Dave Hegarty - President, COO
No. They -- they're still available for sale and still listed as such on our financials. One is currently empty and the other one is probably about high 80% occupancy at the moment.
Todd Stender - Analyst
Okay. And last question. Just when you're looking at competition for assets, is it a different competitor in the 15,000 square foot MOB versus say the 50 to 60 thousand square foot MOB?
Dave Hegarty - President, COO
It is, I believe. We're not going to pursue a number of transactions in that, let's say less than $10 million range. But on occasion one just might make sense. And since we have a full staffed acquisition group and diligence team, it might make sense in certain cases. And I'd say this was more of an exception to the rule.
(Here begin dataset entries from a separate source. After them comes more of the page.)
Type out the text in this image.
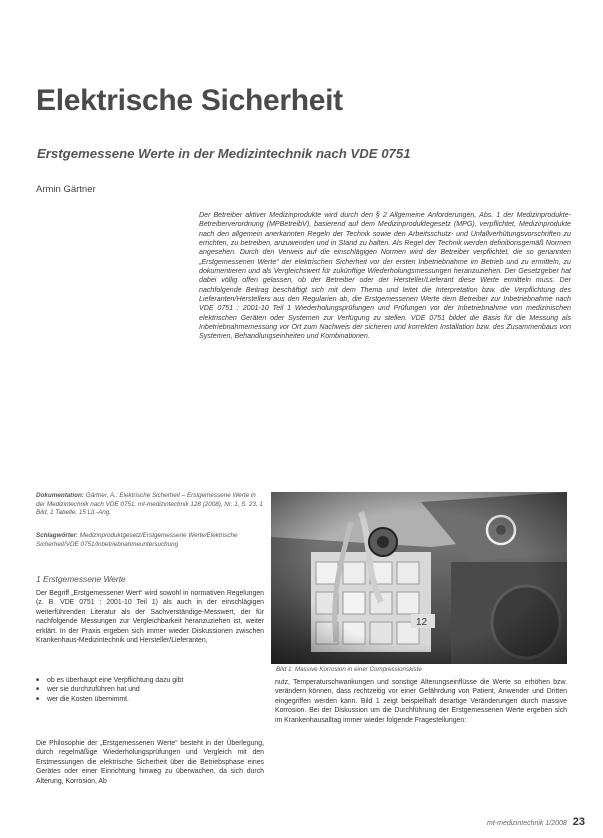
Elektrische Sicherheit
Erstgemessene Werte in der Medizintechnik nach VDE 0751
Armin Gärtner
Der Betreiber aktiver Medizinprodukte wird durch den § 2 Allgemeine Anforderungen, Abs. 1 der Medizinprodukte-Betreiberverordnung (MPBetreibV), basierend auf dem Medizinproduktegesetz (MPG), verpflichtet, Medizinprodukte nach den allgemein anerkannten Regeln der Technik sowie den Arbeitsschutz- und Unfallverhütungsvorschriften zu errichten, zu betreiben, anzuwenden und in Stand zu halten. Als Regel der Technik werden definitionsgemäß Normen angesehen. Durch den Verweis auf die einschlägigen Normen wird der Betreiber verpflichtet, die so genannten „Erstgemessenen Werte“ der elektrischen Sicherheit vor der ersten Inbetriebnahme im Betrieb und zu ermitteln, zu dokumentieren und als Vergleichswert für zukünftige Wiederholungsmessungen heranzuziehen. Der Gesetzgeber hat dabei völlig offen gelassen, ob der Betreiber oder der Hersteller/Lieferant diese Werte ermitteln muss. Der nachfolgende Beitrag beschäftigt sich mit dem Thema und leitet die Interpretation bzw. die Verpflichtung des Lieferanten/Herstellers aus den Regularien ab, die Erstgemessenen Werte dem Betreiber zur Inbetriebnahme nach VDE 0751 : 2001-10 Teil 1 Wiederholungsprüfungen und Prüfungen vor der Inbetriebnahme von medizinischen elektrischen Geräten oder Systemen zur Verfügung zu stellen. VDE 0751 bildet die Basis für die Messung als Inbetriebnahmemessung vor Ort zum Nachweis der sicheren und korrekten Installation bzw. des Zusammenbaus von Systemen, Behandlungseinheiten und Kombinationen.
Dokumentation: Gärtner, A.: Elektrische Sicherheit – Erstgemessene Werte in der Medizintechnik nach VDE 0751. mt-medizintechnik 128 (2008), Nr. 1, S. 23, 1 Bild, 1 Tabelle, 15 Lit.-Ang.
Schlagwörter: Medizinproduktgesetz/Erstgemessene Werte/Elektrische Sicherheit/VDE 0751/Inbetriebnahmeuntersuchung
1 Erstgemessene Werte
Der Begriff „Erstgemessener Wert“ wird sowohl in normativen Regelungen (z. B. VDE 0751 : 2001-10 Teil 1) als auch in der einschlägigen weiterführenden Literatur als der Sachverständige-Messwert, der für nachfolgende Messungen zur Vergleichbarkeit heranzuziehen ist, weiter erklärt. In der Praxis ergeben sich immer wieder Diskussionen zwischen Krankenhaus-Medizintechnik und Hersteller/Lieferanten,
■ ob es überhaupt eine Verpflichtung dazu gibt
■ wer sie durchzuführen hat und
■ wer die Kosten übernimmt.
Die Philosophie der „Erstgemessenen Werte“ besteht in der Überlegung, durch regelmäßige Wiederholungsprüfungen und Vergleich mit den Erstmessungen die elektrische Sicherheit über die Betriebsphase eines Gerätes oder einer Einrichtung hinweg zu überwachen, da sich durch Alterung, Korrosion, Ab
Bild 1: Massive Korrosion in einer Compressionskiste
nutz, Temperaturschwankungen und sonstige Alterungseinflüsse die Werte so erhöhen bzw. verändern können, dass rechtzeitig vor einer Gefährdung von Patient, Anwender und Dritten eingegriffen werden kann. Bild 1 zeigt beispielhaft derartige Veränderungen durch massive Korrosion. Bei der Diskussion um die Durchführung der Erstgemessenen Werte ergeben sich im Krankenhausalltag immer wieder folgende Fragestellungen:
mt-medizintechnik 1/2008 23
And the competition, frankly, I'm not totally aware of all of our competition in this particular transaction. I do think that, certainly, the larger healthcare REITs are not pursuing something of this size. I would say if we're running into competition, it's either local people or the healthcare -- Health Trust of America or Grubb and Ellis Healthcare II, as competition.
Todd Stender - Analyst
Okay. Thanks, guys.
Dave Hegarty - President, COO
Okay.
Rick Doyle - CFO
Thank you.
Operator
(Operator Instructions) Our next question comes from Jerry Doctrow with Stifel Nicolaus. Please go ahead.
Jerry Doctrow - Analyst
Thanks. David, just back to clarify one thing you said. So what's the initial cash yield on your MOB acquisition? 9.5, I think what you said was over the lease term.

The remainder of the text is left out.